Glenn J, McDonald D, Horetsky R L, Sexton F M
Department of Surgery, Milton S. Hershey Medical Center, Pennsylvania State University College of Medicine, Hershey 17033.
J Surg Res. 1988 Apr;44(4):382-90. doi: 10.1016/0022-4804(88)90180-1.

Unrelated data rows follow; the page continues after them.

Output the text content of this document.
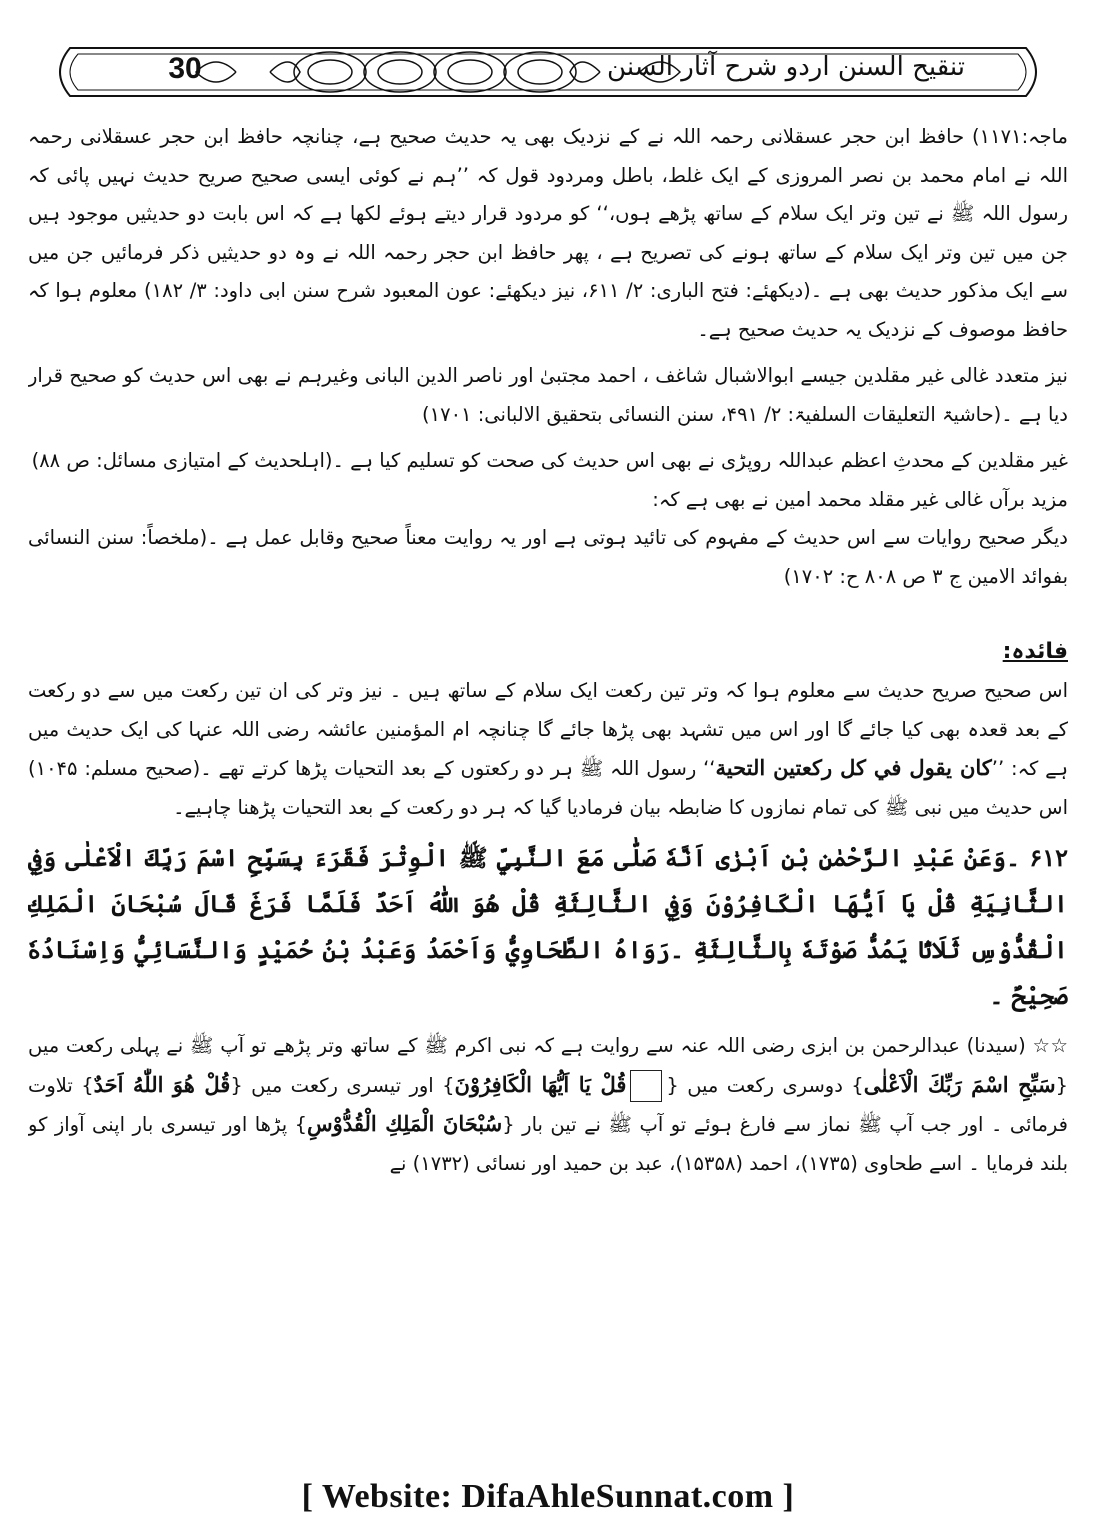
30	تنقیح السنن اردو شرح آثار السنن

ماجہ:۱۱۷۱) حافظ ابن حجر عسقلانی رحمہ اللہ نے کے نزدیک بھی یہ حدیث صحیح ہے، چنانچہ حافظ ابن حجر عسقلانی رحمہ اللہ نے امام محمد بن نصر المروزی کے ایک غلط، باطل ومردود قول کہ ’’ہم نے کوئی ایسی صحیح صریح حدیث نہیں پائی کہ رسول اللہ ﷺ نے تین وتر ایک سلام کے ساتھ پڑھے ہوں،‘‘ کو مردود قرار دیتے ہوئے لکھا ہے کہ اس بابت دو حدیثیں موجود ہیں جن میں تین وتر ایک سلام کے ساتھ ہونے کی تصریح ہے ، پھر حافظ ابن حجر رحمہ اللہ نے وہ دو حدیثیں ذکر فرمائیں جن میں سے ایک مذکور حدیث بھی ہے ۔(دیکھئے: فتح الباری: ۲/ ۶۱۱، نیز دیکھئے: عون المعبود شرح سنن ابی داود: ۳/ ۱۸۲) معلوم ہوا کہ حافظ موصوف کے نزدیک یہ حدیث صحیح ہے۔

نیز متعدد غالی غیر مقلدین جیسے ابوالاشبال شاغف ، احمد مجتبیٰ اور ناصر الدین البانی وغیرہم نے بھی اس حدیث کو صحیح قرار دیا ہے ۔(حاشیۃ التعلیقات السلفیۃ: ۲/ ۴۹۱، سنن النسائی بتحقیق الالبانی: ۱۷۰۱)

غیر مقلدین کے محدثِ اعظم عبداللہ روپڑی نے بھی اس حدیث کی صحت کو تسلیم کیا ہے ۔(اہلحدیث کے امتیازی مسائل: ص ۸۸)

مزید برآں غالی غیر مقلد محمد امین نے بھی ہے کہ:

دیگر صحیح روایات سے اس حدیث کے مفہوم کی تائید ہوتی ہے اور یہ روایت معناً صحیح وقابل عمل ہے ۔(ملخصاً: سنن النسائی بفوائد الامین ج ۳ ص ۸۰۸ ح: ۱۷۰۲)

فائدہ:

اس صحیح صریح حدیث سے معلوم ہوا کہ وتر تین رکعت ایک سلام کے ساتھ ہیں ۔ نیز وتر کی ان تین رکعت میں سے دو رکعت کے بعد قعدہ بھی کیا جائے گا اور اس میں تشہد بھی پڑھا جائے گا چنانچہ ام المؤمنین عائشہ رضی اللہ عنہا کی ایک حدیث میں ہے کہ: ’’كان يقول في كل ركعتين التحية‘‘ رسول اللہ ﷺ ہر دو رکعتوں کے بعد التحیات پڑھا کرتے تھے ۔(صحیح مسلم: ۱۰۴۵) اس حدیث میں نبی ﷺ کی تمام نمازوں کا ضابطہ بیان فرمادیا گیا کہ ہر دو رکعت کے بعد التحیات پڑھنا چاہیے۔

۶۱۲ ۔وَعَنْ عَبْدِ الرَّحْمٰنِ بْنِ اَبْزٰى اَنَّهٗ صَلّٰى مَعَ النَّبِيِّ ﷺ الْوِتْرَ فَقَرَءَ بِسَبِّحِ اسْمَ رَبِّكَ الْاَعْلٰى وَفِي الثَّانِيَةِ قُلْ يَا اَيُّهَا الْكَافِرُوْنَ وَفِي الثَّالِثَةِ قُلْ هُوَ اللّٰهُ اَحَدٌ فَلَمَّا فَرَغَ قَالَ سُبْحَانَ الْمَلِكِ الْقُدُّوْسِ ثَلَاثًا يَمُدُّ صَوْتَهٗ بِالثَّالِثَةِ ۔رَوَاهُ الطَّحَاوِيُّ وَاَحْمَدُ وَعَبْدُ بْنُ حُمَيْدٍ وَالنَّسَائِيُّ وَاِسْنَادُهٗ صَحِيْحٌ ۔

☆☆ (سیدنا) عبدالرحمن بن ابزی رضی اللہ عنہ سے روایت ہے کہ نبی اکرم ﷺ کے ساتھ وتر پڑھے تو آپ ﷺ نے پہلی رکعت میں {سَبِّحِ اسْمَ رَبِّكَ الْاَعْلٰى} دوسری رکعت میں {قُلْ يَا اَيُّهَا الْكَافِرُوْنَ} اور تیسری رکعت میں {قُلْ هُوَ اللّٰهُ اَحَدٌ} تلاوت فرمائی ۔ اور جب آپ ﷺ نماز سے فارغ ہوئے تو آپ ﷺ نے تین بار {سُبْحَانَ الْمَلِكِ الْقُدُّوْسِ} پڑھا اور تیسری بار اپنی آواز کو بلند فرمایا ۔ اسے طحاوی (۱۷۳۵)، احمد (۱۵۳۵۸)، عبد بن حمید اور نسائی (۱۷۳۲) نے

[ Website: DifaAhleSunnat.com ]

DNAs of cell lines derived from human metastatic tumors were transfected into tumorigenic, nonmetastasizing murine cells (BALB 3T12-3) to determine if the capacity to metastasize could be conferred by this transfer of portions of the human genome. Using the calcium phosphate method, whole cell DNA was cotransfected into the murine cells along with a neomycin-resistance gene. Recipient murine cells (10(6] which grew in neomycin, indicating successful transfection, were injected via tail vein into 4- to 6-week-old male athymic nude mice. Animals were sacrificed if they appeared ill or at times up to 24 weeks after injection if they remained healthy. Murine cells transfected with DNA from one cell line derived from a hepatic metastasis of a human pancreatic adenocarcinoma (NCI-ZRY) formed experimental pulmonary metastases in 11 of 13 animals injected. Neither murine cells (unmanipulated BALB 3T12-3 cells) nor murine cells transfected with DNA from the same cell type (BALB 3T12-3 cells transfected with BALB 3T12-3 DNA) produced experimental metastases when each cell type was injected into 20 and 10 animals, respectively (P2 less than 0.0001). The results are consistent with the hypothesis that expression of a structural or regulatory protein encoded on human DNA conferred the metastatic phenotype to the recipient murine cells.
将源自人类转移性肿瘤的细胞系的DNA转染到具有致瘤性、无转移能力的小鼠细胞(BALB 3T12-3)中,以确定通过这种人类基因组部分的转移是否可以赋予转移能力。使用磷酸钙法,将全细胞DNA与新霉素抗性基因一起共转染到小鼠细胞中。在新霉素中生长的受体小鼠细胞(10⁶个)表明转染成功,通过尾静脉注射到4至6周龄的雄性无胸腺裸鼠中。如果动物出现疾病则将其处死,或者如果它们保持健康,则在注射后长达24周时处死。用源自人类胰腺腺癌肝转移灶的一个细胞系(NCI-ZRY)的DNA转染的小鼠细胞,在13只注射动物中的11只中形成了实验性肺转移。当分别将每种细胞类型注射到20只和10只动物中时,未处理的BALB 3T12-3细胞(未处理的小鼠细胞)或用相同细胞类型的DNA转染的小鼠细胞(用BALB 3T12-3 DNA转染的BALB 3T12-3细胞)均未产生实验性转移(P2小于0.0001)。这些结果与以下假设一致,即人类DNA编码的结构或调节蛋白的表达赋予了受体小鼠细胞转移表型。